For the first 15 years of her life, Patsy Kemp, only knew the long paddock as her home.
At just three months of age, Patsy’s mother, who already had four older children, decided to join her father, Mick Kemp, droving large mobs of sheep and cattle through western NSW and into southern Queensland.
As a baby, her cradle was the dog crate underneath the horse drawn wagonette, or the unused saddle, when the dogs needed their crate.
Patsy has just released her book The Drover’s Daughter, a book that took her two years to write.
“A lot of people know about drovers, and their lifestyle is folklore, but little is known about the life of the women and children of drovers,” Patsy said.
Throughout the pages, Patsy is brutally honest about the hardship they all endured and tells her story ‘warts and all’.
There are pages where Patsy’s wicked sense of humour shines through, and pages tinged with sadness.
At the time she had no idea that it was not normal in live in a wagonette and later truck with eight other family members, and go to the toilet behind a tree, and cook food in a shovel over a campfire.
Her earliest memories are one of terror when she was aged four, and they were camped on the reserve beside the Naomi River, near Narrabri, NSW.
“It has been raining for days, and everyone was talking about the impending flood, when news broke that the river has broken its banks, and I thought we were going to die,” she said.
Patsy said she really doesn’t know how her mother coped with seven kids, putting sheep breaks up and down, cooking for the family over campfires, and driving the truck, through the scorching summers and cold winters.
She tells of her father killing a stolen sheep and willingly sharing it with the local policemen who happened to drive past at the time, and stopped to see what was going on.
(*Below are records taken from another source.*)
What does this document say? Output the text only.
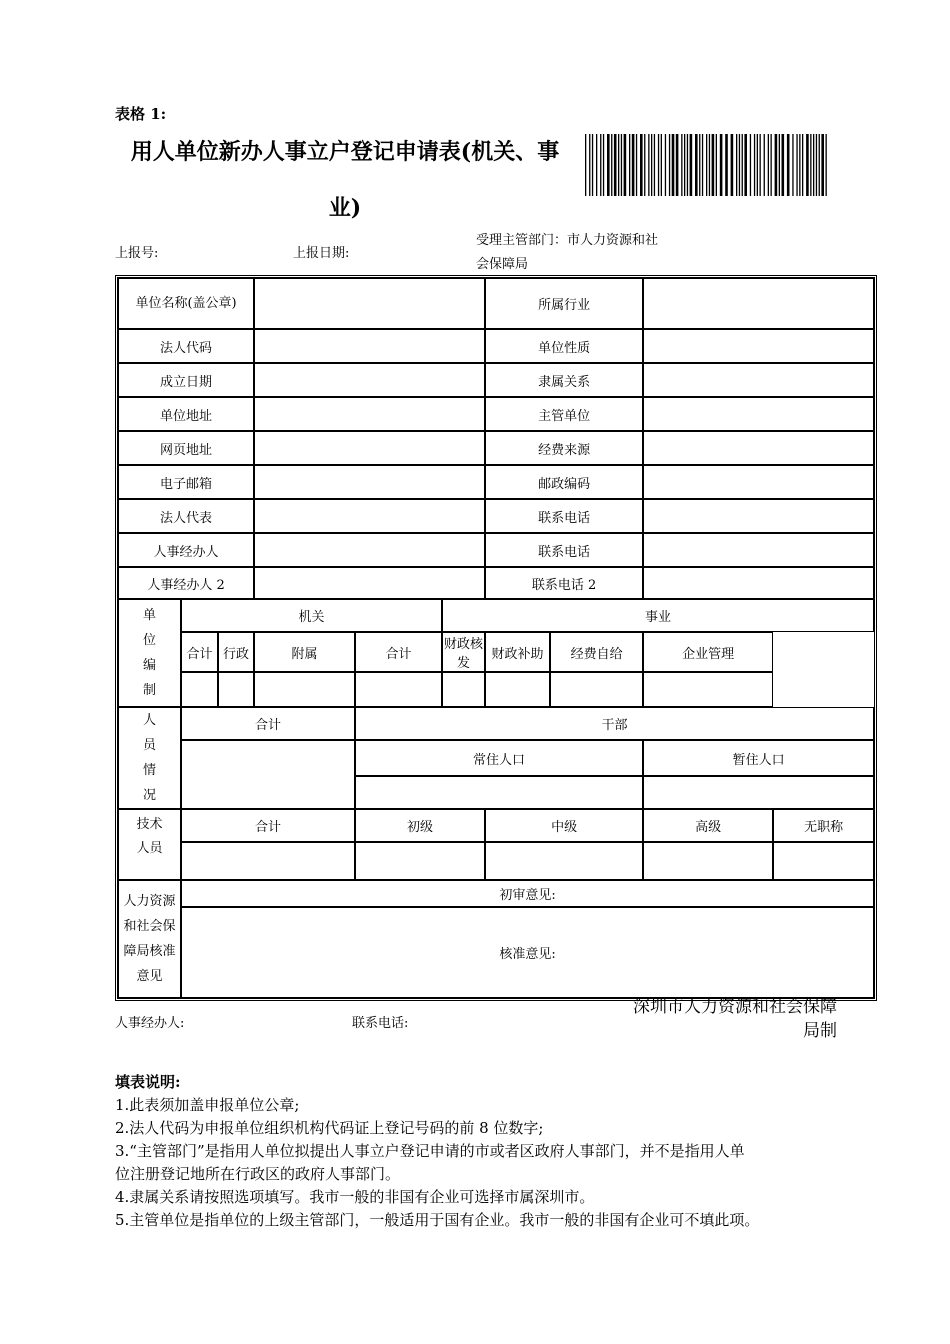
表格 1:
用人单位新办人事立户登记申请表(机关、事
业)
上报号:	上报日期:
受理主管部门：市人力资源和社
会保障局
单位名称(盖公章)						所属行业			
法人代码						单位性质			
成立日期						隶属关系			
单位地址						主管单位			
网页地址						经费来源			
电子邮箱						邮政编码			
法人代表						联系电话			
人事经办人						联系电话			
人事经办人 2						联系电话 2			

单
位
编
制	机关				事业				
	合计	行政	附属	合计	财政核发	财政补助	经费自给	企业管理	

人
员
情
况	合计			干部					
				常住人口				暂住人口	

技术
人员	合计			初级		中级		高级	无职称

人力资源
和社会保
障局核准
意见	初审意见:								
	核准意见:								
人事经办人:	联系电话:
深圳市人力资源和社会保障
局制
填表说明:
1.此表须加盖申报单位公章;
2.法人代码为申报单位组织机构代码证上登记号码的前 8 位数字;
3.“主管部门”是指用人单位拟提出人事立户登记申请的市或者区政府人事部门，并不是指用人单
位注册登记地所在行政区的政府人事部门。
4.隶属关系请按照选项填写。我市一般的非国有企业可选择市属深圳市。
5.主管单位是指单位的上级主管部门，一般适用于国有企业。我市一般的非国有企业可不填此项。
“Dad told him he was sorry it was a bit hot, and the policeman replied, ‘don’t worry it will be cool, by the time I get it home,” she laughed.
Ironically, it was the same policeman, who issued her mother with a driver’s licence, knowing she had been driving the truck illegally for years.
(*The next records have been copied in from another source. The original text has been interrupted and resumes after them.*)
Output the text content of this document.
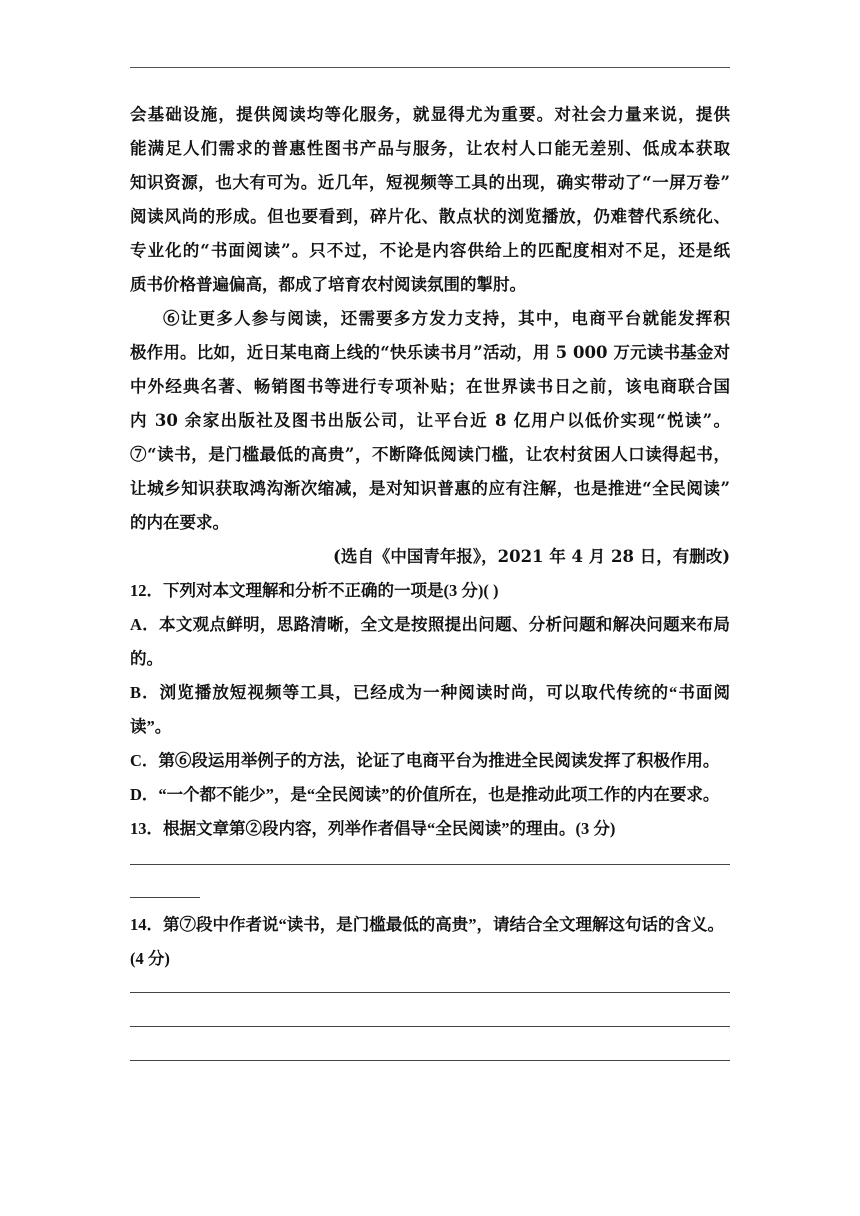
会基础设施，提供阅读均等化服务，就显得尤为重要。对社会力量来说，提供
能满足人们需求的普惠性图书产品与服务，让农村人口能无差别、低成本获取
知识资源，也大有可为。近几年，短视频等工具的出现，确实带动了“一屏万卷”
阅读风尚的形成。但也要看到，碎片化、散点状的浏览播放，仍难替代系统化、
专业化的“书面阅读”。只不过，不论是内容供给上的匹配度相对不足，还是纸
质书价格普遍偏高，都成了培育农村阅读氛围的掣肘。
⑥让更多人参与阅读，还需要多方发力支持，其中，电商平台就能发挥积
极作用。比如，近日某电商上线的“快乐读书月”活动，用 5 000 万元读书基金对
中外经典名著、畅销图书等进行专项补贴；在世界读书日之前，该电商联合国
内 30 余家出版社及图书出版公司，让平台近 8 亿用户以低价实现“悦读”。
⑦“读书，是门槛最低的高贵”，不断降低阅读门槛，让农村贫困人口读得起书，
让城乡知识获取鸿沟渐次缩减，是对知识普惠的应有注解，也是推进“全民阅读”
的内在要求。
(选自《中国青年报》，2021 年 4 月 28 日，有删改)
12．下列对本文理解和分析不正确的一项是(3 分)( )
A．本文观点鲜明，思路清晰，全文是按照提出问题、分析问题和解决问题来布局的。
B．浏览播放短视频等工具，已经成为一种阅读时尚，可以取代传统的“书面阅读”。
C．第⑥段运用举例子的方法，论证了电商平台为推进全民阅读发挥了积极作用。
D．“一个都不能少”，是“全民阅读”的价值所在，也是推动此项工作的内在要求。
13．根据文章第②段内容，列举作者倡导“全民阅读”的理由。(3 分)
14．第⑦段中作者说“读书，是门槛最低的高贵”，请结合全文理解这句话的含义。(4 分)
Patsy tells in vivid detail of the family traversing the stock routes, and how difficult it was to learn through both the Queensland and NSW School of Correspondence.
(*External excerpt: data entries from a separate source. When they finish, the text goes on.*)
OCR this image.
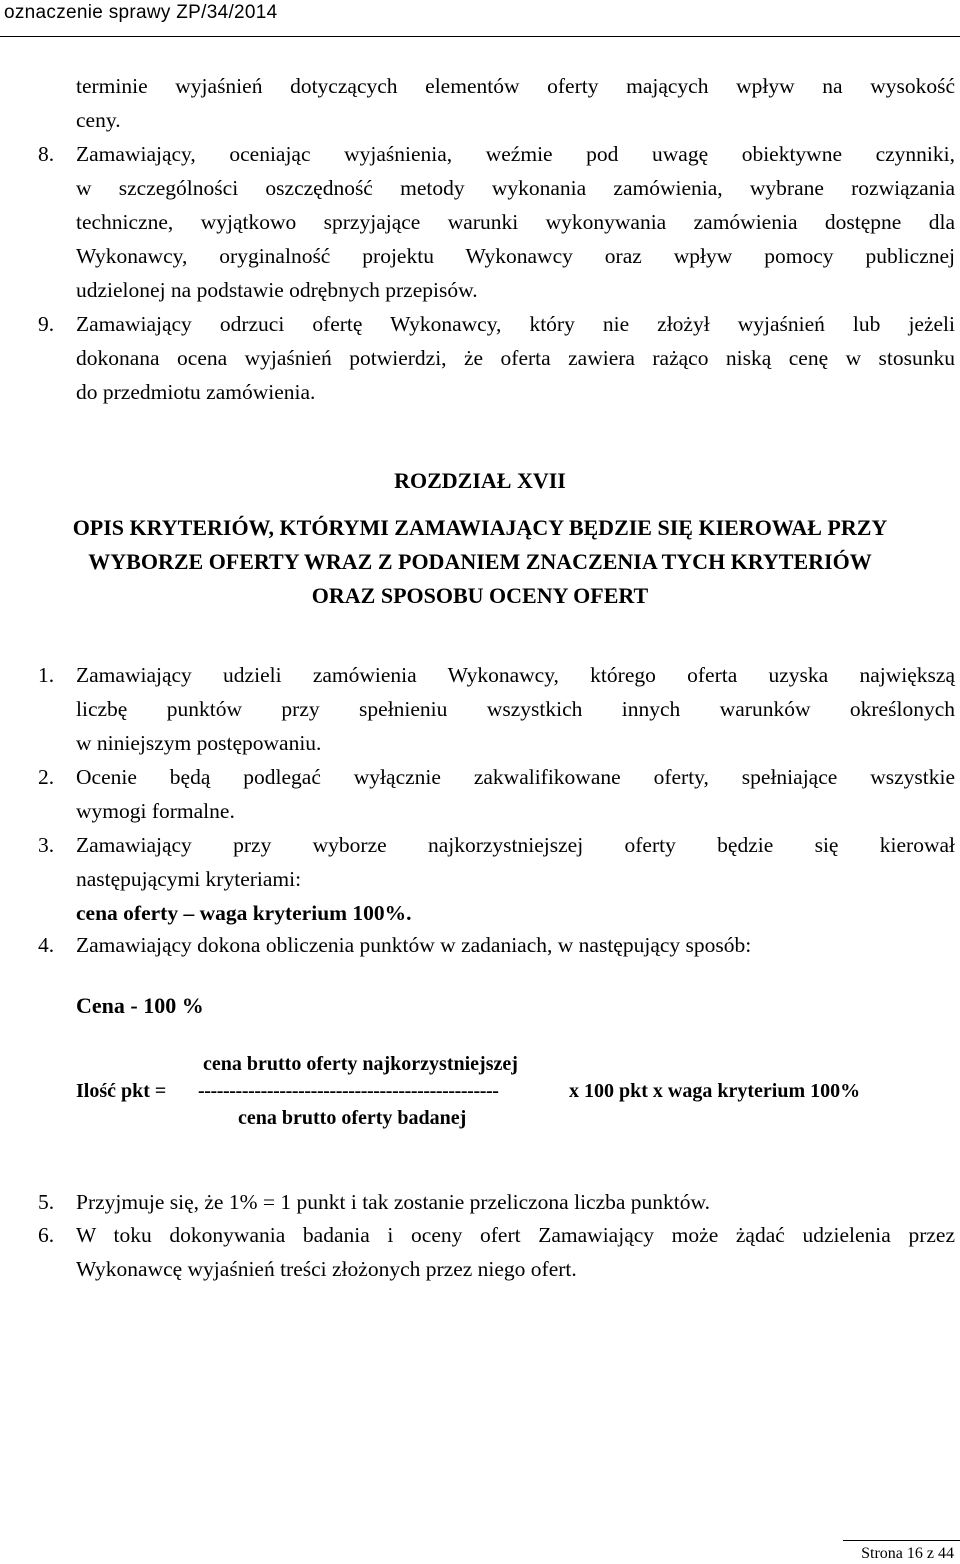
oznaczenie sprawy ZP/34/2014
terminie wyjaśnień dotyczących elementów oferty mających wpływ na wysokość
ceny.
8. Zamawiający, oceniając wyjaśnienia, weźmie pod uwagę obiektywne czynniki,
w szczególności oszczędność metody wykonania zamówienia, wybrane rozwiązania
techniczne, wyjątkowo sprzyjające warunki wykonywania zamówienia dostępne dla
Wykonawcy, oryginalność projektu Wykonawcy oraz wpływ pomocy publicznej
udzielonej na podstawie odrębnych przepisów.
9. Zamawiający odrzuci ofertę Wykonawcy, który nie złożył wyjaśnień lub jeżeli
dokonana ocena wyjaśnień potwierdzi, że oferta zawiera rażąco niską cenę w stosunku
do przedmiotu zamówienia.
ROZDZIAŁ XVII
OPIS KRYTERIÓW, KTÓRYMI ZAMAWIAJĄCY BĘDZIE SIĘ KIEROWAŁ PRZY
WYBORZE OFERTY WRAZ Z PODANIEM ZNACZENIA TYCH KRYTERIÓW
ORAZ SPOSOBU OCENY OFERT
1. Zamawiający udzieli zamówienia Wykonawcy, którego oferta uzyska największą
liczbę punktów przy spełnieniu wszystkich innych warunków określonych
w niniejszym postępowaniu.
2. Ocenie będą podlegać wyłącznie zakwalifikowane oferty, spełniające wszystkie
wymogi formalne.
3. Zamawiający przy wyborze najkorzystniejszej oferty będzie się kierował
następującymi kryteriami:
cena oferty – waga kryterium 100%.
4. Zamawiający dokona obliczenia punktów w zadaniach, w następujący sposób:
Cena - 100 %
cena brutto oferty najkorzystniejszej
Ilość pkt = ------------------------------------------------	x 100 pkt x waga kryterium 100%
cena brutto oferty badanej
5. Przyjmuje się, że 1% = 1 punkt i tak zostanie przeliczona liczba punktów.
6. W toku dokonywania badania i oceny ofert Zamawiający może żądać udzielenia przez
Wykonawcę wyjaśnień treści złożonych przez niego ofert.
Strona 16 z 44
“We were enrolled in both schools, and it depended on which state we were, which papers we did,” she said.
“When we got busy on the road with Dad, our Mum would filled the papers out and we would just copy them and send it in.
She said it was hard to receive a proper education, as the papers and also the handwriting changed from state to state.
After a run of bad luck, Patsy’s father gave away droving an bought a farm near Moree, NSW
It was the first time Patsy, then aged 15 can remember living in a home, with bedrooms, a veranda, a bathroom an oil Aga stove, and the kids finally got to have a bit of space and privacy to themselves.